Monday, Jan. 07, 1935

Packers' Profits

Nearly every two-legged animal in the U. S. eats one four-legged animal every year. To supply meat to 120,000,000 inhabitants, 115,000,000 hogs, cattle, sheep and calves from the plains of Texas to the clover fields of Iowa go annually to market. . . . At the slaughterhouse, in the dim bluish light of the knocking pens, a Negro swings his three-pound hammer. Crack! On the steer's skull midway between the scared eyes the blow falls. Great shackles swing down to lift the limp stunned animal, head down, rump high. The short curved knife bites deep into the bristled neck seeking the throbbing artery. Into great cans oozes the dark red blood, 70 Ib. to the steer. . . . Pigs skewered by the feet to an overhead track circle around the killing room. Stuck pigs upside down do not squeal. A knife flashes. . . .

As the four biggest units in the largest industry in the U. S. in value of cutout Swift, Armour, Wilson and Cudahy account for more than half of all the meat sold each year. But packers' profits are seldom more than a penny or two on every dollar of sales. Within the fortnight three of the big four released earnings for the fiscal year 1934.

Swift. A steel man would be dissatisfied to earn only $11,432,000 net on a gross of $619,000,000. For Swift it was better than the year before and only a few million short of the company's 1926 high of $15,000,000. During the first ten months, said President Gustavus Franklin Swift, U. S. meat-eaters had consumed nearly three pounds more meat and lard than the year before. The forced marketing of drought-stricken animals had led the company at times to operate "at a rate far beyond what it had always regarded as peak capacity."

Cudahy. "Not since the company purchased its first carload of live stock over 47 years ago," declared Chairman Edward Aloysius Cudahy Sr., "has it been confronted with so many entirely new problems as during the past year. The processing tax on the live weight of hogs slaughtered . . . has cost us between nine and ten million dollars for the year. This in part was our contribution to the $101,945,334 which the AAA recently stated was paid to Corn-Hog Farmers up to Oct. 1. In view of the close association of our industry with agriculture ... it is especially gratifying that we could participate so substantially in assisting the farmer." Sales had jumped 22% to $151,000,000. Profits for 1934 were $1,968,000 against $1,813,000 the year before.

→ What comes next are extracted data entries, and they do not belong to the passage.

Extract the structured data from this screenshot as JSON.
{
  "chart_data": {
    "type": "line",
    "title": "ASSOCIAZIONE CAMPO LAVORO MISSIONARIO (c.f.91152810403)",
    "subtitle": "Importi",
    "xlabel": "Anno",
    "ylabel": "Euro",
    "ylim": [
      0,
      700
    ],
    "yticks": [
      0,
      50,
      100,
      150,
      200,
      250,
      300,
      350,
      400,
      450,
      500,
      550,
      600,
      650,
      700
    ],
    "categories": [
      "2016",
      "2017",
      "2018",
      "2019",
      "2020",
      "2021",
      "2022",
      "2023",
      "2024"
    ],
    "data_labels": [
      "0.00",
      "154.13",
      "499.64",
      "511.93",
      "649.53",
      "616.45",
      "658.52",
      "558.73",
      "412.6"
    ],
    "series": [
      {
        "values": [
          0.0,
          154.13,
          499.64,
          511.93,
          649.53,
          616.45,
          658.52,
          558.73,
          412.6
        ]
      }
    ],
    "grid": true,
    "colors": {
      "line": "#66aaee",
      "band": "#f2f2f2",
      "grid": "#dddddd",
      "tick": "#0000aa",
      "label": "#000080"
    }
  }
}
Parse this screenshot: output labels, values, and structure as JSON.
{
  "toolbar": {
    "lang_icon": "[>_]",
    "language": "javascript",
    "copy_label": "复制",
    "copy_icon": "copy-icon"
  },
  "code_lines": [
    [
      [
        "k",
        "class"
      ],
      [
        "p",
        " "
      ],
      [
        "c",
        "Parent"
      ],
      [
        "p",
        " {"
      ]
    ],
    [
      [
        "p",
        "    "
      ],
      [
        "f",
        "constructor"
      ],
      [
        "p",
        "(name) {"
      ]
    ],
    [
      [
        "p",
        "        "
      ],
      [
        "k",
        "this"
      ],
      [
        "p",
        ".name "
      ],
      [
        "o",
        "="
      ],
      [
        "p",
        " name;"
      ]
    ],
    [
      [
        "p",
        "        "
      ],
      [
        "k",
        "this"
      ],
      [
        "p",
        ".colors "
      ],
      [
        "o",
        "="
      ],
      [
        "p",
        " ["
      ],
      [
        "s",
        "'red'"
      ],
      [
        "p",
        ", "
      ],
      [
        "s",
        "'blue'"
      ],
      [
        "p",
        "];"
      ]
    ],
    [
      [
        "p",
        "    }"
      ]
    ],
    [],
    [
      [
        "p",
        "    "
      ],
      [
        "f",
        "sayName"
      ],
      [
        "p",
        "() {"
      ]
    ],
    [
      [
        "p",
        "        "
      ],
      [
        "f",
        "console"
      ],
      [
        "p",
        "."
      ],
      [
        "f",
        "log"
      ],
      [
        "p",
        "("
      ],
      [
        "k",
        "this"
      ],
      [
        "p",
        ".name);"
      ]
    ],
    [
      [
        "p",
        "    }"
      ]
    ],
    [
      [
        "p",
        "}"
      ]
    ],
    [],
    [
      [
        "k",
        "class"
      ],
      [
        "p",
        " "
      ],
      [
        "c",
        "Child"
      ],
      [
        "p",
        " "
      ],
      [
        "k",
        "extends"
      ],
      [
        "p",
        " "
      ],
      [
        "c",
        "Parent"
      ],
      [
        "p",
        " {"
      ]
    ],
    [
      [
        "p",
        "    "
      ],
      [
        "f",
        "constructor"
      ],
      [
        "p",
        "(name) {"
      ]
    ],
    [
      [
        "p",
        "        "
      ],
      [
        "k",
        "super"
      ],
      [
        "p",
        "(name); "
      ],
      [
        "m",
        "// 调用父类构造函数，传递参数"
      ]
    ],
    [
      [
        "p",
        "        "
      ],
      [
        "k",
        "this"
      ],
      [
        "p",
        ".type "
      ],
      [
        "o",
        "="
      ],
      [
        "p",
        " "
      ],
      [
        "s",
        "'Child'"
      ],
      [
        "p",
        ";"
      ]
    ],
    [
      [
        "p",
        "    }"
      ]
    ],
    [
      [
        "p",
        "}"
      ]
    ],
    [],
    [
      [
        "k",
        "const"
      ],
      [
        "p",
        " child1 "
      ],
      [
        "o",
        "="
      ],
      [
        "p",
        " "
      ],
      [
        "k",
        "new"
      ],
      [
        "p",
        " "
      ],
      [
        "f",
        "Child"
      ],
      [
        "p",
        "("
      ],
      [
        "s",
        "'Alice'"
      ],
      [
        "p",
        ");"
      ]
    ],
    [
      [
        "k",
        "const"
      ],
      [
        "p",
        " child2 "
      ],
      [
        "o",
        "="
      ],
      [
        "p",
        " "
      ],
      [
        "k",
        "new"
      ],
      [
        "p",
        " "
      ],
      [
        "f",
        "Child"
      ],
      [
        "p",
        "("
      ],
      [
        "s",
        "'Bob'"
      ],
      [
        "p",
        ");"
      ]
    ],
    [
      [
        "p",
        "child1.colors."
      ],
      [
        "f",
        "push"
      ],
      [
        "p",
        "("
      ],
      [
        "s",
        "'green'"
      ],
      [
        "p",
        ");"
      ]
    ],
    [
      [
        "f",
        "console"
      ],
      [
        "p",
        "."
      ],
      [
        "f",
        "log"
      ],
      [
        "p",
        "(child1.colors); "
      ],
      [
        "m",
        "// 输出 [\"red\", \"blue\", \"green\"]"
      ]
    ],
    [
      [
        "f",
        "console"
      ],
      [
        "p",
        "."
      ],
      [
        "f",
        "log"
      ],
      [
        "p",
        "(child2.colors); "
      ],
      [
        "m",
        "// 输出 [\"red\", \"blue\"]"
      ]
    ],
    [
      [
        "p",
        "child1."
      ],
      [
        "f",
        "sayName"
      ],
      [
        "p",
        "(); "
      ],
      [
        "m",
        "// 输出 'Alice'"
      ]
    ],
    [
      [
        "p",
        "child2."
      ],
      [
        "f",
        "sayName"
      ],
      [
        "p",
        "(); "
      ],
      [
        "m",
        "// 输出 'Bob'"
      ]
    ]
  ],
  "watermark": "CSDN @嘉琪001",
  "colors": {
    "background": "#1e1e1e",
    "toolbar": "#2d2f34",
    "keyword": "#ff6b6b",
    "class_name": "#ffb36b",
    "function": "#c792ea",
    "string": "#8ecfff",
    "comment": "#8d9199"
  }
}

Wilson. Long before Wilson & Co. profits were announced last week, financial writers were busy calculating in print how large a dividend Wilson could declare under the recapitalization plan announced last month. With dividend arrears of $26.25 per share on the 7% preferred and $20 per share on the Class A, the board of directors had approved a scheme for substituting 1) 1,4292 shares of new $6 cumulative preferred for each share of 7% preferred and arrears; 2) five shares of new common stock for each share of Class A and arrears; 3) one share of new common stock for each share of old common. By removing the arrearage barrier to fresh dividends, the directors hoped to divide future profits among all classes of stockholders.

Last week the company announced 1934 earnings of $3,833,000, which would be about 90-c- per share under the new plan. The management had already declared that the earnings would justify a dividend after the plan is approved. If so, it will be Wilson's first common dividend in 13 years.